The elections to the Flanders Parliament were held on May 26th, together with the elections to the EU. The results showed an increase for the Flemish independence parties: for the first time they are close to an absolute majority, since they hold 45% of the seats.
Since its appearance at the beginning of the 20th century, Flemish nationalism has had an increasing influence on Belgian politics. Although initially limited only to making demands related to language (at that time speakers of French dominated Dutch speakers), from the mid-Twentieth Century it adopted a more political character and in the last 30 years veered from federalist to clearly pro-independence positions..
The centre-right pro-independence N-VA party received the most votes (35 seats in the Flanders Parliament) but has lost eight seats. This party participated in the former federal government of Belgium and apparently some pro-independence voters have not forgiven that. On the contrary, the other pro-independence party, Vlaams Belang (far right) won 17 seats (now it has 23) and has become the second force in parliament.
The Flemish independence movement, therefore, has 58 of the 124 seats in Parliament.
The Flemish christian democrats, once powerful, have become the third political force, and behind them are the liberals, the greens and the social-democrats. The aforementioned political parties (except for the Greens) are of a Flemish nature, since in Belgium the Liberals, Social Democrats and Christian Democrats are divided into two sections (on the one hand the speakers of French and on the other those of Dutch, the latter being those who have representation in the Flemish Parliament).
Despite being pro-independence, the main Flemish party (N-VA) is not currently demanding a referendum on self-determination. It is seeking a confederal government for Belgium, in which Flanders would have exclusive powers (including a fiscal regime similar to that of the South of the Basque Country).
This proposal has gained increasing acceptance among all the Flemish parties, because even those who are not pro-independence believe that it is the only option to keep the Belgian state together (even if it is only for a few more years). It worth bearing in mind that in Belgium, since 1970, six State reforms have been made for that purpose. Will we see the seventh soon?
On the other hand it is significant to highlight the weakness of left-wing nationalism in Flanders. The left-wing independence movement has no seat in the Flemish Parliament.
During recent years Flanders has been ruled by a coalition government, formed by N-VA (independence), CD & V (Christian Democrat) and OPEN VLD (liberal). “That formula could be repeated now, because the numbers permit it,” Bernard Daelemans, Director of the pro-independence magazine MEERVOUD told NAZIOGINTZA. The extreme right represented by Vlaams Belang has little chance of entering that government, because all other political parties (including the N-VA) isolate that political group. Still, some have taken into account Vlaams Belang’s electoral rise. “The Belgian king himself, for the first time, invited the president of the far right party to his palace,” Daelemans tells us. “That has deeply irritated the francophones”

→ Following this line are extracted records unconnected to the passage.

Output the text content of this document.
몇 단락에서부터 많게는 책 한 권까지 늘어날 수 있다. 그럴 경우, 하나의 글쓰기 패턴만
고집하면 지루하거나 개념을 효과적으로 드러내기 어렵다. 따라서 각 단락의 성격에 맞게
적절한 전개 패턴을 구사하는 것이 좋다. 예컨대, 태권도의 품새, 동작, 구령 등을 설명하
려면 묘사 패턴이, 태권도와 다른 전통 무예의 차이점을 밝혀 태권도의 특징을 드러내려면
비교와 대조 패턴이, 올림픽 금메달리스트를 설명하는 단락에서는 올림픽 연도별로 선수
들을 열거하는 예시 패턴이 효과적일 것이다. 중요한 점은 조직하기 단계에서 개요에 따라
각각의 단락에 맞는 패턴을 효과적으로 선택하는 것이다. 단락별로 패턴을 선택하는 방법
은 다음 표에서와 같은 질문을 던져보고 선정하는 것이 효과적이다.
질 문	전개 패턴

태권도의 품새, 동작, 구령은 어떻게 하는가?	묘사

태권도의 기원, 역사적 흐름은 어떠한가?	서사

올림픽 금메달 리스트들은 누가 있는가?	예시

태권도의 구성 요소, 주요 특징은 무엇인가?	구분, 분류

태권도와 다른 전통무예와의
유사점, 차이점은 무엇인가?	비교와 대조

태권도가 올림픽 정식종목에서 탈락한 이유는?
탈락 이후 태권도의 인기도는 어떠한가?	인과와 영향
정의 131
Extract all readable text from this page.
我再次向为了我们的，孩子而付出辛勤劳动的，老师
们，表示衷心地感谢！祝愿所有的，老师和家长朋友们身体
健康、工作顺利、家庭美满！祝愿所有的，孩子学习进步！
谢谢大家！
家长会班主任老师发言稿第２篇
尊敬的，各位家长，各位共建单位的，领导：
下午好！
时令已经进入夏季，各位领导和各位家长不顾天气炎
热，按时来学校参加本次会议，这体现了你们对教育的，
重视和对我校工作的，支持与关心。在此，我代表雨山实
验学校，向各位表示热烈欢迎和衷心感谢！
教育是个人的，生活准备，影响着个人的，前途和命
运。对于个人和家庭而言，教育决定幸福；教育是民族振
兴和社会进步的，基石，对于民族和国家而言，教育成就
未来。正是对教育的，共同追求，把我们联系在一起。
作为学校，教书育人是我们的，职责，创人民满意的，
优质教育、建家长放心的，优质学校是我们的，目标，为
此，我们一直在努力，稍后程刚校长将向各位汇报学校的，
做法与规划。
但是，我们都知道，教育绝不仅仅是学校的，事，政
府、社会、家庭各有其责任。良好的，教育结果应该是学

In the short term, confederation seems to be the only way to maintain the unity of the Belgian state, since the strength of the independence movement in Flanders is increasing. In any case, the new reform of the State necessitates a constitutional reform and this requires highly significant majorities in the Federal Parliament (in which Francophones and Flemish unionists have a majority). What will happen? Whatever happens, along with Catalonia and Scotland Flanders is the nation that has the greatest possibilities in the short term to change European borders.